On HN, being the submitter of an article doesn't confer any special rights to frame it for everyone else. That's why we ask people to express their opinions in the comments rather than the title. HN readers should make up their own minds about what parts of an article are important.

It's true that this policy can't just be applied mechanically and that there's room for nuance. In this case, though, the argument that reverting the title makes the submission a non-story is actually accurate. If the responses in the comments are correct, then indeed it is a non-story.

To be honest, I started to write a tweet to get around this rule, but it felt childish to approach it in that way and I considered a shallow blog post instead. Next time I'll write the tweet so that the submission can rise to story status like this thread: https://twitter.com/olenskae/status/1283000201993748482

or this one: https://twitter.com/paulg/status/1282052801347100675

(comment deleted)
This is exactly what I was thinking.

It's not editorializing. It's framing a discussion of a certain part of a web page that is not an article by using a title that is a factual statement about said web page. The obvious "workaround" is to publish some low-effort tweet or blog post or whatever, which further muddies the waters re: the other "guideline" which says you should submit primary sources if possible.

I get wanting to take a hard line on titles, but I think the "guideline" as written is confusing. The bit about editorializing should be taken out, to make it clear that actual editorializing isn't precisely what's prohibited.

I don't think that's right. We have a decade of experience with this, and while there are always corner cases, the HN rule and associated moderation practice works surprisingly well. It creates a relatively level playing field and lets the community consider a submission from first principles. That leads to much more diverse discussion than you get if the title is skewed and primes everybody.

If people start making tweets purely to put their spin on an article, HN users will probably notice and flag the post. I mean, who knows. People are welcome to try. We're not trying to stop anyone from expressing their view—but most of the time it's cheap and inflammatory when someone hijacks a title to do so.

Title dynamics are fascinating. It used to irritate me that people place so much importance on titles, but eventually I got it. One way of looking at it is, it's a power law: the first 1% of information in (let's call it) an article stream has 90% of the importance. Poof, now it makes sense why titles are so impactful. I suppose that many power laws seem paradoxical when not recognized as such.

I'm not making a value judgment or suggesting that you don't know how to run your website and achieve the results you want, in general, nor am I saying titles aren't impactful (including in the way you're worried about). On the contrary, I think HN is moderated well and that its community moderation features and "algorithms" in general are well thought out.

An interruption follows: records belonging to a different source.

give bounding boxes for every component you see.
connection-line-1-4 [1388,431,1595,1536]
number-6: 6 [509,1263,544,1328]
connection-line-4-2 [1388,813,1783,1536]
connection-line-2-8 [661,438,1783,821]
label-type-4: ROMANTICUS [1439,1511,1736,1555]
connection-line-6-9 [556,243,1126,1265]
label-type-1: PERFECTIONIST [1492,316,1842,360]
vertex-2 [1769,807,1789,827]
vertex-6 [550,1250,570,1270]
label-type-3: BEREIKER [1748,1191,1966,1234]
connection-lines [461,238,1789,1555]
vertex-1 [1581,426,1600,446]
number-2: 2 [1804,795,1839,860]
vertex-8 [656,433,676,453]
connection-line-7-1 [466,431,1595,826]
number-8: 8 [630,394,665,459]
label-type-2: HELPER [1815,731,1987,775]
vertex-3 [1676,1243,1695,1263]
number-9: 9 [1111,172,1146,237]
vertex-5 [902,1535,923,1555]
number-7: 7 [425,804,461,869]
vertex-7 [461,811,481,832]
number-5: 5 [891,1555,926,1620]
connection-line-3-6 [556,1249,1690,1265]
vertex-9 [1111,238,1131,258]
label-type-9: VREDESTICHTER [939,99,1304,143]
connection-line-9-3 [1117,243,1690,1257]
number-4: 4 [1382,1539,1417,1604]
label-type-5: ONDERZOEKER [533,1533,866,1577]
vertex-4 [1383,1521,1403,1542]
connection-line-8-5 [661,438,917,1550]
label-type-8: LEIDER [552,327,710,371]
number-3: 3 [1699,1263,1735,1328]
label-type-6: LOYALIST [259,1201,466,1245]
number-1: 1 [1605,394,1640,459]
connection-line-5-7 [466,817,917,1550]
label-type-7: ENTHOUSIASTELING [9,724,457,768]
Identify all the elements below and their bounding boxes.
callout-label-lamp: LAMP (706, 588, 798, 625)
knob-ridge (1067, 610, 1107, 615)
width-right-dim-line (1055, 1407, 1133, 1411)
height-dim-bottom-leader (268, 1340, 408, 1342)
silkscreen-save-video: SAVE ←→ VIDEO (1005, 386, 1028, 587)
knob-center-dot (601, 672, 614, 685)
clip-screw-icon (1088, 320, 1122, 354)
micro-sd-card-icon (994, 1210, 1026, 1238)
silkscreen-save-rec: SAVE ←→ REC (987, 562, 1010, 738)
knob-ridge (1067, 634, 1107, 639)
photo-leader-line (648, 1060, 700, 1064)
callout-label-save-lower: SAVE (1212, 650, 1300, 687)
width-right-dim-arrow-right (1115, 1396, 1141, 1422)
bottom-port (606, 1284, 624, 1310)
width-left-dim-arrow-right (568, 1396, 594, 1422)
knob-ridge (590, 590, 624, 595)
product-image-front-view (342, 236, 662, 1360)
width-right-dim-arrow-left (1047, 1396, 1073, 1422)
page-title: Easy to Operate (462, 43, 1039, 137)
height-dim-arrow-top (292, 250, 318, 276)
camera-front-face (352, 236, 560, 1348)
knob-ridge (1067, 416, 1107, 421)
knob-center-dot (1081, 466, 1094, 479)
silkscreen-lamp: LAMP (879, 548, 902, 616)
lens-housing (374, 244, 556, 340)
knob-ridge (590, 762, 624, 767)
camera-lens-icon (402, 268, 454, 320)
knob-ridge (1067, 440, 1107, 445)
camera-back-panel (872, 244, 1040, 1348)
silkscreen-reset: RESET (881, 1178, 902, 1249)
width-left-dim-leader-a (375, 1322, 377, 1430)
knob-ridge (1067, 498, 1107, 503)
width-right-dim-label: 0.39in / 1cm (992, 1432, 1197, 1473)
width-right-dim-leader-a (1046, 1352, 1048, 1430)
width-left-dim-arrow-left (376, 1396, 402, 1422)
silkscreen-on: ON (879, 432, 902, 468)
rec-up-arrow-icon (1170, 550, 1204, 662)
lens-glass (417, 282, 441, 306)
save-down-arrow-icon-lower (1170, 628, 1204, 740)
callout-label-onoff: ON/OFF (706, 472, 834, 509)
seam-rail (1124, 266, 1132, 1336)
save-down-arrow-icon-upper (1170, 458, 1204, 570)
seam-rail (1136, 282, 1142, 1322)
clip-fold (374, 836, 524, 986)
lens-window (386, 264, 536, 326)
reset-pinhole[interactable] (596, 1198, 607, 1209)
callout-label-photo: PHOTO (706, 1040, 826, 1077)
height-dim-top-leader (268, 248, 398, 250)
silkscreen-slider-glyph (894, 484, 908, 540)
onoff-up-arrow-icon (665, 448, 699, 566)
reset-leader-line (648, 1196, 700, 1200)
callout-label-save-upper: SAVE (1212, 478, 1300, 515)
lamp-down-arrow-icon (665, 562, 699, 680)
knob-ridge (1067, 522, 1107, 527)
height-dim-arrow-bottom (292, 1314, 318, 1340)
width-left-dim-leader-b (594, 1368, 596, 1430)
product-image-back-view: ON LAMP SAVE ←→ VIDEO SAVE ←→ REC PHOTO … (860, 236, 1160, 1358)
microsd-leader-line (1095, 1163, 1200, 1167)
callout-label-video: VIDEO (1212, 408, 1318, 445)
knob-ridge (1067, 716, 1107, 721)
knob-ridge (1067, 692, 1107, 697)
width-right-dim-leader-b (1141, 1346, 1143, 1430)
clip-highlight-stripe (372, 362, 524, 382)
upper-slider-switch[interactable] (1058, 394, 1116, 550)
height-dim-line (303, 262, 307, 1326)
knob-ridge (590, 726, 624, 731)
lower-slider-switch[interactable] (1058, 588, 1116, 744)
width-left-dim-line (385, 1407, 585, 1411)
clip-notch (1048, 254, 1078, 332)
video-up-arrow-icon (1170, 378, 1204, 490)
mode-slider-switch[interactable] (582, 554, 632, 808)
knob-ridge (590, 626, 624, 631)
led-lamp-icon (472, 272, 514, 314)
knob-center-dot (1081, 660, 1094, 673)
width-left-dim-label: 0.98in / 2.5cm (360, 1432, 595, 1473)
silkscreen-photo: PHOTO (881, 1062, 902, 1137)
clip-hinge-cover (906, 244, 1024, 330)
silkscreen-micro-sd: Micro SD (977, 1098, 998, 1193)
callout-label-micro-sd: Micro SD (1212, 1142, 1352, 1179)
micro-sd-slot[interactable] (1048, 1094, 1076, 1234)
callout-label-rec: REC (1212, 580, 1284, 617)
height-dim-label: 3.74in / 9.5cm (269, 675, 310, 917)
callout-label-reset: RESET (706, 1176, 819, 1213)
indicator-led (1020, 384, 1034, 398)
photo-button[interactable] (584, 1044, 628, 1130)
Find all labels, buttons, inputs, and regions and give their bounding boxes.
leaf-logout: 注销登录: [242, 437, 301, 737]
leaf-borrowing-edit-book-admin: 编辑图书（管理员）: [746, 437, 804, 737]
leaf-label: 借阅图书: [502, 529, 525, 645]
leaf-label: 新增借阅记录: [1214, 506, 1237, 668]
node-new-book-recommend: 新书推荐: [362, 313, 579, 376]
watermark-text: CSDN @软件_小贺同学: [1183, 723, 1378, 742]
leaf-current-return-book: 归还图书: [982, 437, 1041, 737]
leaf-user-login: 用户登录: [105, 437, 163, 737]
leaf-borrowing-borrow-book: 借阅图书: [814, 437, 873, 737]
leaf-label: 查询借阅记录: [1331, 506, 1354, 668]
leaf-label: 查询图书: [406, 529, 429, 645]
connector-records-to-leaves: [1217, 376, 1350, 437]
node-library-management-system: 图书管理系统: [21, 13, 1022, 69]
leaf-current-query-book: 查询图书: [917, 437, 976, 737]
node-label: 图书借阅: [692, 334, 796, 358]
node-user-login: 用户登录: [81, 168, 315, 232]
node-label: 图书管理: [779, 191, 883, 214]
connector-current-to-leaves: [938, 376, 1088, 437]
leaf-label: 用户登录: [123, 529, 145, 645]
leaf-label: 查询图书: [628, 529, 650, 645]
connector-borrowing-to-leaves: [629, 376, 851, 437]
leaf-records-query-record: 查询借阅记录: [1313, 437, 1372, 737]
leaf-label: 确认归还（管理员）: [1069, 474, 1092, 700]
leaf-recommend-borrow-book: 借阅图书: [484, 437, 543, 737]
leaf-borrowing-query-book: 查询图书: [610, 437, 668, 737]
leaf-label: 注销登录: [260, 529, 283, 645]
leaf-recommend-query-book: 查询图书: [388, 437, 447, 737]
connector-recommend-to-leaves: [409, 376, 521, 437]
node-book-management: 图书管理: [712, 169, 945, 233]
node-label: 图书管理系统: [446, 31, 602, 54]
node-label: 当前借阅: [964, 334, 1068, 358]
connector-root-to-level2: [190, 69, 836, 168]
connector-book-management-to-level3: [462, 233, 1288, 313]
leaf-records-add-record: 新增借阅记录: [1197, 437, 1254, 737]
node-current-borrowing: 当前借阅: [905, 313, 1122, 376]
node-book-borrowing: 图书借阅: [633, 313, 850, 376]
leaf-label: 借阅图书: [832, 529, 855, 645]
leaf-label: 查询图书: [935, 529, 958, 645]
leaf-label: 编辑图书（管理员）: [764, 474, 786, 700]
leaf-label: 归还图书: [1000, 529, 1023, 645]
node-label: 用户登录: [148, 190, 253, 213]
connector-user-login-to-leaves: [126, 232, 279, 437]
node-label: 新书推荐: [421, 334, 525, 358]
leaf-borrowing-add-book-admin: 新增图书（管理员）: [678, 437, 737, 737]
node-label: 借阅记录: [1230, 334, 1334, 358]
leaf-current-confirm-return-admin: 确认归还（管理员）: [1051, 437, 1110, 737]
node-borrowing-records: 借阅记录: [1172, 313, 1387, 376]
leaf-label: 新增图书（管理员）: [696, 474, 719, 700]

I'm simply taking issue with the word "editorialize" in this context, because that's not what this is. There is no "spin" here. This title is solving the same completely innocent problem I'd have if I wanted to submit a link to apple.com after a new $PRODUCT was announced, i.e. that the interesting thing about the linked web page isn't obvious if my title is just 'Apple'. It's fine if HN doesn't want me to title that submission e.g. 'Apple Announces New 24" MacBook Pro', but that can't be because it's a case of editorializing, because it isn't. This does not strike me as substantially different.

I feel like you think I'm saying non-neutral editorializing and framing should be allowed in titles, which is absolutely not true.

Ok, I think I understand you better now.